He listened as H- dryly read, “And what was my life like? The heat burned me in the daytime. And it was so cold at night that I froze. I couldn’t-”
“Hold up, H-,” he interrupted at last. “Remember how we are focusing on reading with gusto? This is a good place to put some gusto into how you read the story.”
Partly frustrated by his broken record, partly curious, H- watched her father. His eyes widened and as he drew in a breath, his head bent back as well. Then he snapped it forward, his open hand slapping his chest.
“And what was my life like?”
H- smiled, beginning to understand.
“The heat,” he continued, feigning to wipe sweat from his brow, “burned me in the daytime.”
H- couldn’t remove her eyes.
“And it was so cold,” he began, shivering.
They both laughed.
“Or maybe it’d be better like this,” he offered. He then looked at frost-bitten fingertips which he rubbed together furiously and blew hot breath upon.
Laughing, she joined him.
“No, you should have done-” she began; then she huddled over, shivered and said, “Brrr, I’m sooo c-c-cold. Let me pour some hot chocolate.”
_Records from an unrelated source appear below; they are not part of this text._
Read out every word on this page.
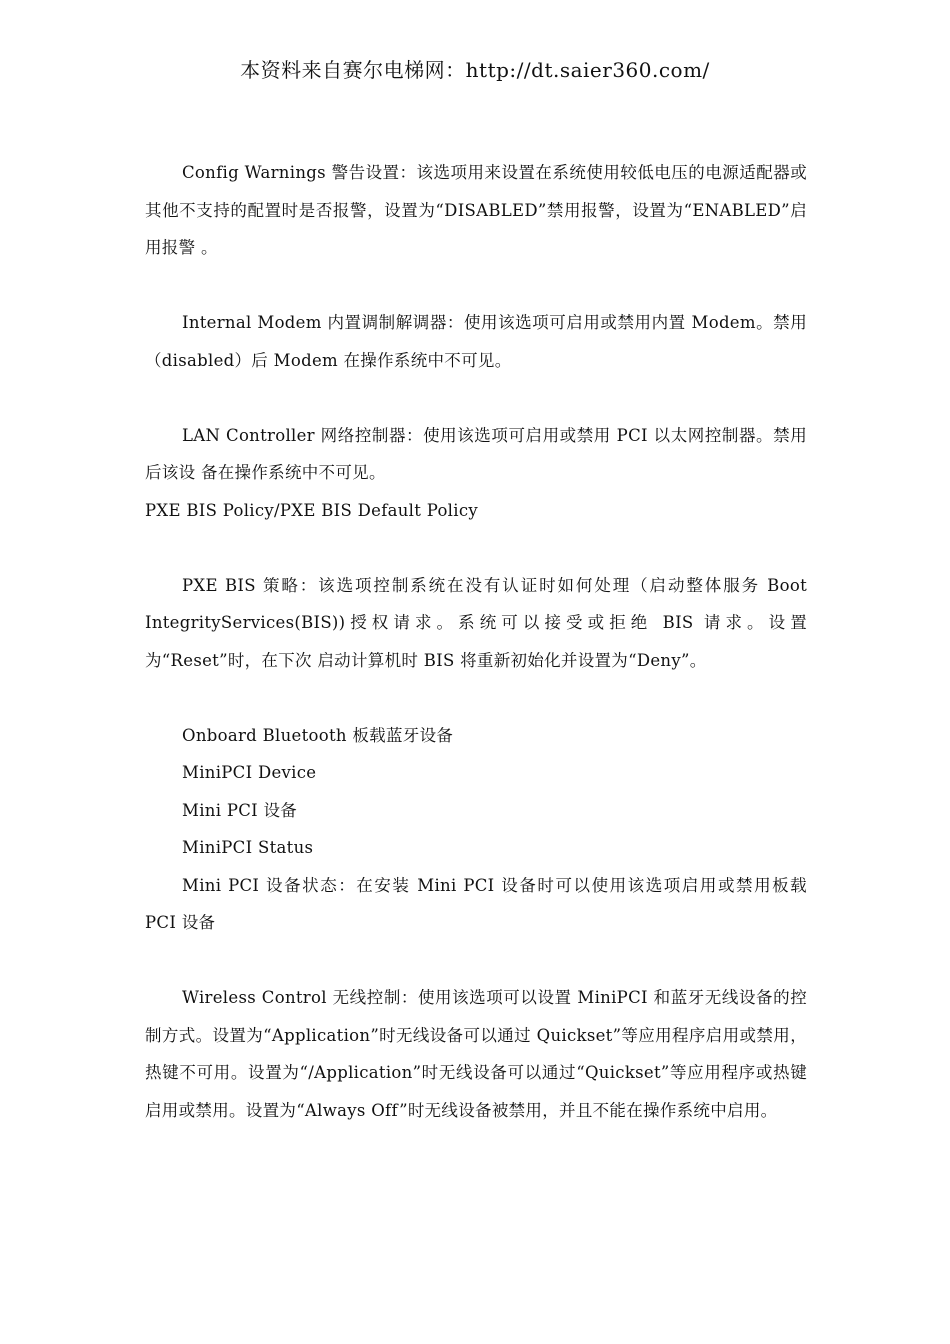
本资料来自赛尔电梯网：http://dt.saier360.com/

Config Warnings 警告设置：该选项用来设置在系统使用较低电压的电源适配器或其他不支持的配置时是否报警，设置为“DISABLED”禁用报警，设置为“ENABLED”启用报警 。

Internal Modem 内置调制解调器：使用该选项可启用或禁用内置 Modem。禁用（disabled）后 Modem 在操作系统中不可见。

LAN Controller 网络控制器：使用该选项可启用或禁用 PCI 以太网控制器。禁用后该设 备在操作系统中不可见。

PXE BIS Policy/PXE BIS Default Policy

PXE BIS 策略：该选项控制系统在没有认证时如何处理（启动整体服务 Boot IntegrityServices(BIS))授权请求。系统可以接受或拒绝 BIS 请求。设置为“Reset”时，在下次 启动计算机时 BIS 将重新初始化并设置为“Deny”。

Onboard Bluetooth 板载蓝牙设备

MiniPCI Device

Mini PCI 设备

MiniPCI Status

Mini PCI 设备状态：在安装 Mini PCI 设备时可以使用该选项启用或禁用板载 PCI 设备

Wireless Control 无线控制：使用该选项可以设置 MiniPCI 和蓝牙无线设备的控制方式。设置为“Application”时无线设备可以通过 Quickset”等应用程序启用或禁用，热键不可用。设置为“/Application”时无线设备可以通过“Quickset”等应用程序或热键启用或禁用。设置为“Always Off”时无线设备被禁用，并且不能在操作系统中启用。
His laughter almost scared her.
“I don’t think they had hot chocolate back then, H-. Remember Jacob and Laban lived a long, long time ago,” he corrected, chuckling. “But you’re getting the gusto right. Good job. Now let’s keep reading.”
H-, now seven, turned back to the sacred words and promptly struggled to locate where she left off.
“We’re looking for ‘chocolate’,” he proposed, unable to resist.
H- laughed with her voice, but her eyes seemed to say something else.